It’s been great to be involved in this project! I think this kind of collaboration between people who want to use language data (in this case DoReCo), and people who collect that data (in this case me) is going to be happening more and more in the future, and not only do I want to continue participating in it, but also to encourage other people doing language documentation to do the same.
Here’s a brief snapshot of what that looked like for me:
-In early March of 2019, @rgriscom sent me an email saying that a colleague of his was joining a project and that they were looking for samples of language that met the following criteria:
-
a minimum of 10,000 transcribed words (typically distributed over various recording sessions/annotation files)
-
translation into a major language
-
primarily monological texts (e.g., personal or traditional narratives)
-
time-alignment of transcription and translation with audio files at the level of sentences, paragraphs, utterance, or intonation units (i.e., “annotation units” in ELAN, time stamps in Toolbox records)
-
audio is of reasonable quality (not too much overlapping speech or background noise)
-
transcription/translation/annotation files (not audio/video files) can be made accessible within three years on the DoReCo platform under a Creative Commons Attribution 4.0 (CC BY 4.0) license, with strict rules for fair scientific use (see below)
…as well as to indicate if the data includes at least 10,000 words that are additionally morphologically annotated (typically using Toolbox/Shoebox) with (i) morpheme segmentation, (ii) morpheme glosses, and (optionally) (iii) part-of-speech tags.

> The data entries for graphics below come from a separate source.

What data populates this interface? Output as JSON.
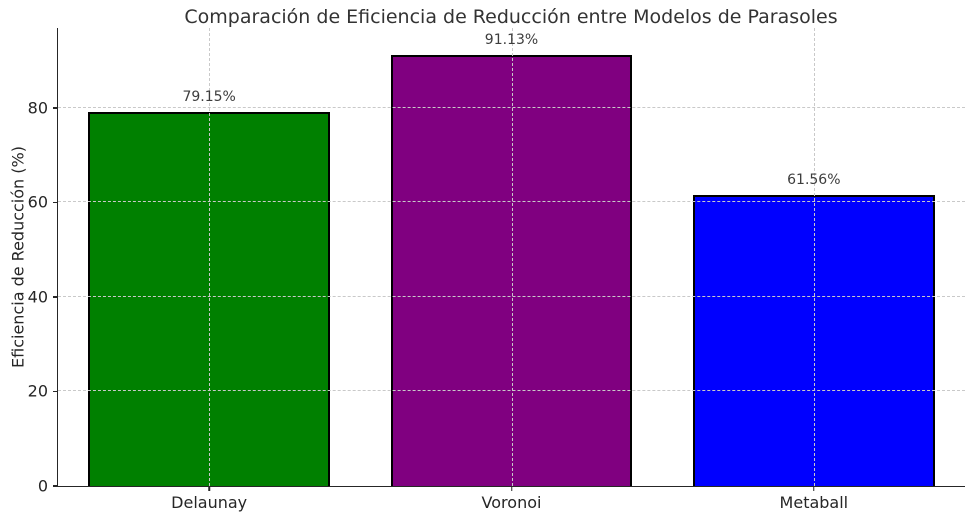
{
  "chart_data": {
    "type": "bar",
    "title": "Comparación de Eficiencia de Reducción entre Modelos de Parasoles",
    "xlabel": "",
    "ylabel": "Eficiencia de Reducción (%)",
    "categories": [
      "Delaunay",
      "Voronoi",
      "Metaball"
    ],
    "values": [
      79.15,
      91.13,
      61.56
    ],
    "value_labels": [
      "79.15%",
      "91.13%",
      "61.56%"
    ],
    "bar_colors": [
      "#008000",
      "#800080",
      "#0000ff"
    ],
    "bar_edge_color": "#000000",
    "bar_width_fraction": 0.8,
    "yticks": [
      0,
      20,
      40,
      60,
      80
    ],
    "ylim": [
      0,
      96.9
    ],
    "grid": {
      "visible": true,
      "style": "dashed",
      "color": "#c9c9c9",
      "axes": "both",
      "above_bars": true
    },
    "legend": null,
    "background_color": "#ffffff",
    "text_color": "#262626",
    "title_color": "#333333",
    "spine_color": "#262626"
  }
}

There was an additional understanding that following this initial ‘donation’, I would, over the course of the project, provide:
-
A chart specifying correspondences between the orthographic characters used in the transcription and IPA symbols
-
Answering our questions regarding e.g. inconsistencies between the audio and the transcription (e.g. transcribing/glossing elements that are not transcribed)
-
Providing basic metadata per recording session if not already available (e.g. anonymized speaker codes, speaker sex and approximate age)

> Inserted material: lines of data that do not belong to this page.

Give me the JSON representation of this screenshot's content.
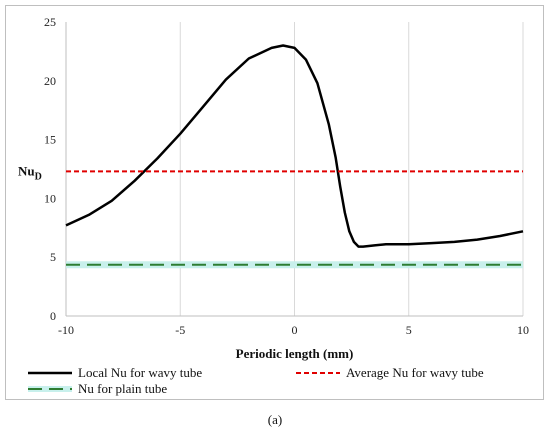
{
  "chart_data": {
    "type": "line",
    "xlabel": "Periodic length (mm)",
    "ylabel": "Nu",
    "ylabel_sub": "D",
    "xlim": [
      -10,
      10
    ],
    "ylim": [
      0,
      25
    ],
    "xticks": [
      -10,
      -5,
      0,
      5,
      10
    ],
    "yticks": [
      0,
      5,
      10,
      15,
      20,
      25
    ],
    "grid": "vertical",
    "legend_position": "bottom",
    "series": [
      {
        "name": "Local Nu for wavy tube",
        "color": "#000000",
        "style": "solid",
        "x": [
          -10,
          -9,
          -8,
          -7,
          -6,
          -5,
          -4,
          -3,
          -2,
          -1,
          -0.5,
          0,
          0.5,
          1,
          1.5,
          1.8,
          2,
          2.2,
          2.4,
          2.6,
          2.8,
          3,
          3.5,
          4,
          5,
          6,
          7,
          8,
          9,
          10
        ],
        "y": [
          7.7,
          8.6,
          9.8,
          11.5,
          13.4,
          15.5,
          17.8,
          20.1,
          21.9,
          22.8,
          23.0,
          22.8,
          21.8,
          19.8,
          16.3,
          13.5,
          11.0,
          8.8,
          7.2,
          6.3,
          5.9,
          5.9,
          6.0,
          6.1,
          6.1,
          6.2,
          6.3,
          6.5,
          6.8,
          7.2
        ]
      },
      {
        "name": "Average Nu for wavy tube",
        "color": "#e00000",
        "style": "dashed",
        "x": [
          -10,
          10
        ],
        "y": [
          12.3,
          12.3
        ]
      },
      {
        "name": "Nu for plain tube",
        "color": "#2e7d32",
        "style": "long-dash",
        "x": [
          -10,
          10
        ],
        "y": [
          4.36,
          4.36
        ]
      }
    ]
  },
  "caption": "(a)"
}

-once I had reached out to the DoReCo contact email, as well as sent them a short example of a parsed and glossed text, I received a response very quickly (around 1 week later), saying that my material looked like a good fit. I was then asked to specify a subset of recordings from the archived collection of Gorwaa materials which were similar to the sample I had provided
-around early October 2019 (and after some short exchanges back and forth regarding small stuff like missing files etc.) I was told that my data had been processed with the MAUS software and given automatic word-level alignments. I was then asked if I would like to take over post-processing of this material (things like identifying code-switching, filled pauses, missing transcriptions, etc.). I was also told that there was a small amount of funding available for this, which would cover any time I might have to put into it.
-I originally thought that I would be able to do this, but it turned out that I just didn’t have the capacity. For several reasons (primarily Covid and being separated from the computer I usually use to process my files for several months as a result of pandemic travel restrictions), I ended up making this decision around 12 months later (October 2020). Amazingly, DoReCo was still able to work with my data, and employed a plan B to have the material post-processed by an assistant on their side.

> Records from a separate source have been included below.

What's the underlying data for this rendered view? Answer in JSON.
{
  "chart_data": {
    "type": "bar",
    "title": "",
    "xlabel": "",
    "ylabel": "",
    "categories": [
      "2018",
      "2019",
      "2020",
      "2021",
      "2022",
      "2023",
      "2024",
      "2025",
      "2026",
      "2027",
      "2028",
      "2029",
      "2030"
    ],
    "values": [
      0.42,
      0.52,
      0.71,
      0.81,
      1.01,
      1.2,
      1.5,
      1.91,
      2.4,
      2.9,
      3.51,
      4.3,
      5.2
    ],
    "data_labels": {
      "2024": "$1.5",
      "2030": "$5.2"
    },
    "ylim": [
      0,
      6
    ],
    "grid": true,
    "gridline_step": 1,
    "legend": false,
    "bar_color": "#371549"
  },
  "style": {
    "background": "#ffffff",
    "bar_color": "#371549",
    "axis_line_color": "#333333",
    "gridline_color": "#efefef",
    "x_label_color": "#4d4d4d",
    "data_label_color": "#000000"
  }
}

-In September (2020) DoReCo got back in touch, at which point my material had been successfully post-processed by their assistant. I was asked to review the ELAR files to make sure what they’d done was an accurate representation of the recordings, and was given several specific questions to respond to (things I might not have transcribed but were clearly in the recording, identifying typos, etc. This was really straightforward, and required just a few hours’ work on my end. By mid-November (2020), I had responded to everything.
-Since that time, the Gorwaa materials processed by DoReCo have been used in a recent (2021) paper (DOI here; open access here), with my archive deposit as the citation for the data used therein.
And now for some reflections:
-Having the Gorwaa data used as part of the DoReCo project involved back-and-forth between the project team and me and went FAR beyond me just having my materials openly accessible online and DoReCo downloading them for use. This will probably be the case for most re-use of archived materials, and should be understood by those of us who want our materials to be reused. It’s not a passive process for the language documenter, and we should be aware of (and prepared for) this
-DoReCo made things explicit from the very beginning (criteria for what kinds of data they were looking for, expectations of contributions from the documenter, etc.). This was crucial for my participation because I knew from the start what kind of time I would have to put into this from the start
-It should also be noted that DoReCo explicitly sought lesser-documented (or lesser-supported) languages for its sample. This approach should be recognised and acknowledged as an important step in the right direction.